In-situ observation of growth characteristics of M7C3 carbides in hypoeutectic Fe-Cr-C alloys

Carbides with high hardness in the matrix have been shown to improve erosive wear characteristics in Fe-Cr-C alloys. In-situ experiments to observe the characteristics of nucleation and growth of carbides are important for an in-depth understanding of the formation mechanism of carbides. In this paper, the in-situ, real-time observation of phase transformation during melting-solidification of smelted hypoeutectic Fe-15wt%Cr-1.5.wt%C alloys was carried out using Confocal Laser Scanning Microscope (CLSM). The morphology and elements distribution of alloy specimens after in-situ observation were further characterized by Field Emission Scanning Electron Microscope (FE-SEM) and Energy Dispersive Spectrometer (EDS), respectively.
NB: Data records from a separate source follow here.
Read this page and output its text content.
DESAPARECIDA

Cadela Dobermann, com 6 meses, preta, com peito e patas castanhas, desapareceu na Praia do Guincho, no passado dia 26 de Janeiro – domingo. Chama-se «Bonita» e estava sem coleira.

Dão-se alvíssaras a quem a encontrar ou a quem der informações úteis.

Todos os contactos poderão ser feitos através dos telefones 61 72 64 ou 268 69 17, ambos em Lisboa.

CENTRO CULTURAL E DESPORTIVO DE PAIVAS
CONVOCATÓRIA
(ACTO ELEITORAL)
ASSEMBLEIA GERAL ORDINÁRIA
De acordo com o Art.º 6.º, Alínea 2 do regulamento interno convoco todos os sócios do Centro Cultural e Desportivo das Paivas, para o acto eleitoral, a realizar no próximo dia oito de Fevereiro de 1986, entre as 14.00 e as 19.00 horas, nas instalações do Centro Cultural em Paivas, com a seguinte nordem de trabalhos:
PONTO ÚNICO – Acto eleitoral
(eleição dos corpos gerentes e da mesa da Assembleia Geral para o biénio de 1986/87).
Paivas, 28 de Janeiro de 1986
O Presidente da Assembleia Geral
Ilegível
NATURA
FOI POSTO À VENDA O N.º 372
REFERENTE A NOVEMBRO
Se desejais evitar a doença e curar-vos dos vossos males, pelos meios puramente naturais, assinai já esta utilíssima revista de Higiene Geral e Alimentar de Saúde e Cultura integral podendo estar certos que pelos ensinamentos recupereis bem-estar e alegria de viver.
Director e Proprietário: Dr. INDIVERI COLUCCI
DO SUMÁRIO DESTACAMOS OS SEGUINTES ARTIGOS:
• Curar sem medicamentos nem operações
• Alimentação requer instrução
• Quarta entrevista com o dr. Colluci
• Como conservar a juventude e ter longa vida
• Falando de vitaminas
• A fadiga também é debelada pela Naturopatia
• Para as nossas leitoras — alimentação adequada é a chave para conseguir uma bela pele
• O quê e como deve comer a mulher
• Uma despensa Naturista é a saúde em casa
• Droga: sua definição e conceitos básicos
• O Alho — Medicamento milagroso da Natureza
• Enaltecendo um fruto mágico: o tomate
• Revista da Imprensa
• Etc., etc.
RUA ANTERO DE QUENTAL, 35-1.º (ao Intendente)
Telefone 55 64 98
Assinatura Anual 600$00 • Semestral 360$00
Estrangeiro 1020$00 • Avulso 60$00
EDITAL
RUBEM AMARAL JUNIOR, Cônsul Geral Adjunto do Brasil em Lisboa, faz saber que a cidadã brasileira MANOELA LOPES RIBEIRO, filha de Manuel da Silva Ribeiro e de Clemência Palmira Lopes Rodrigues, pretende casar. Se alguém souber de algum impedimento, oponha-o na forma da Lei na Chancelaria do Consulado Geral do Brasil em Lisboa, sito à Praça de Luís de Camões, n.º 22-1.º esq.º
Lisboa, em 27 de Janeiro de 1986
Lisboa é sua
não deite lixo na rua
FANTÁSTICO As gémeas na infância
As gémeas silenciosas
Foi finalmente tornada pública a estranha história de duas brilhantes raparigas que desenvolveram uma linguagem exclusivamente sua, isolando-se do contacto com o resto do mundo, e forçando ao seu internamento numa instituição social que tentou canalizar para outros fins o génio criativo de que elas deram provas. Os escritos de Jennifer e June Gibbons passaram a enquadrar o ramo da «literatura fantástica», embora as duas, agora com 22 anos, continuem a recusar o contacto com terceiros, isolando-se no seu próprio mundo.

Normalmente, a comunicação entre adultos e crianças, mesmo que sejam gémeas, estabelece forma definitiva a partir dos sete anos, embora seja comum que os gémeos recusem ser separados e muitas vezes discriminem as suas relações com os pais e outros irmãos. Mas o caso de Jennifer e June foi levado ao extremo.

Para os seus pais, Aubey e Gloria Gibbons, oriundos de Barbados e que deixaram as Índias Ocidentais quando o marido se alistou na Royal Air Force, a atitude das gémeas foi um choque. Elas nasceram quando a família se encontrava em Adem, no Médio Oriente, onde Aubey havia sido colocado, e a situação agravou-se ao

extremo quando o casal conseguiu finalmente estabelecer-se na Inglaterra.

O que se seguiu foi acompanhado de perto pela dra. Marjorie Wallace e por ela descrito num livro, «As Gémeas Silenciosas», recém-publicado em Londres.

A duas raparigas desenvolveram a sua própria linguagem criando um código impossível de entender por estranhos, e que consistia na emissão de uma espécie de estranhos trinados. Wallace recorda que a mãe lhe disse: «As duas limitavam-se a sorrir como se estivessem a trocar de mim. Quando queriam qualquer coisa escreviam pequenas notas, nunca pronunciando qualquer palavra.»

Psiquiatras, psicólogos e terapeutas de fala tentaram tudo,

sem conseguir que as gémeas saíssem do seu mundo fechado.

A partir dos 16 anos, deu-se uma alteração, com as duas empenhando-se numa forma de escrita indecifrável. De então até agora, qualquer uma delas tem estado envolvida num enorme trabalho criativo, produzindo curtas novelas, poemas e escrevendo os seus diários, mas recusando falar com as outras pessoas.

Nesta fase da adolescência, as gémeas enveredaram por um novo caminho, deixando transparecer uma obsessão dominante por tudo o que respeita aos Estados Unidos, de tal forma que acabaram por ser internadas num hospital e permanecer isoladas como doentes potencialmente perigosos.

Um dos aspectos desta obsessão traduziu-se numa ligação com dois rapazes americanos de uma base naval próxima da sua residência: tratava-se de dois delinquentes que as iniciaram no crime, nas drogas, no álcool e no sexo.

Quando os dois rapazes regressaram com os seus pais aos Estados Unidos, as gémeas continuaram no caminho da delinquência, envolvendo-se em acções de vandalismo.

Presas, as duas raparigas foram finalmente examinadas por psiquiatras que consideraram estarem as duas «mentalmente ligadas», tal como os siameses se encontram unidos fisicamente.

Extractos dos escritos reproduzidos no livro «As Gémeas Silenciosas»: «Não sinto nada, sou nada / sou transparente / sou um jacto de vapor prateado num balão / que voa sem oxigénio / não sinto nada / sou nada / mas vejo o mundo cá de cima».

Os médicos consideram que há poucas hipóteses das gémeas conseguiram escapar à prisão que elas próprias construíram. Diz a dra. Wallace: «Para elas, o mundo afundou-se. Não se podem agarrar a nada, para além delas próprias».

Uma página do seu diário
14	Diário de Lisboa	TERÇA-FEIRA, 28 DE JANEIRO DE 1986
The phase composition of the alloy specimens was verified by X-ray Diffractometry (XRD). Results show that phases in the alloy underwent different phase transformations and M7C3 carbides exhibited different states at different temperatures. Different holding times (1 s, 60 s, 300 s) at 1273 K also resulted in the formation of M7C3 carbides with different morphologies. The ejected of Cr and C elements from the austenite into the liquid phase provided the concentration requirement for the formation of M7C3 carbides. Lamellar eutectic carbides, as well as rosette-like carbides, required a larger growth space between austenite dendrites to form compared to rod-like and plate-like carbides. Finally, a comprehensive summary of the growth mechanisms of M7C3 carbides with different morphologies was presented based on in-situ experiments and SEM analysis, which provided a more comprehensive and vivid perspective on the formation and growth of M7C3 carbides.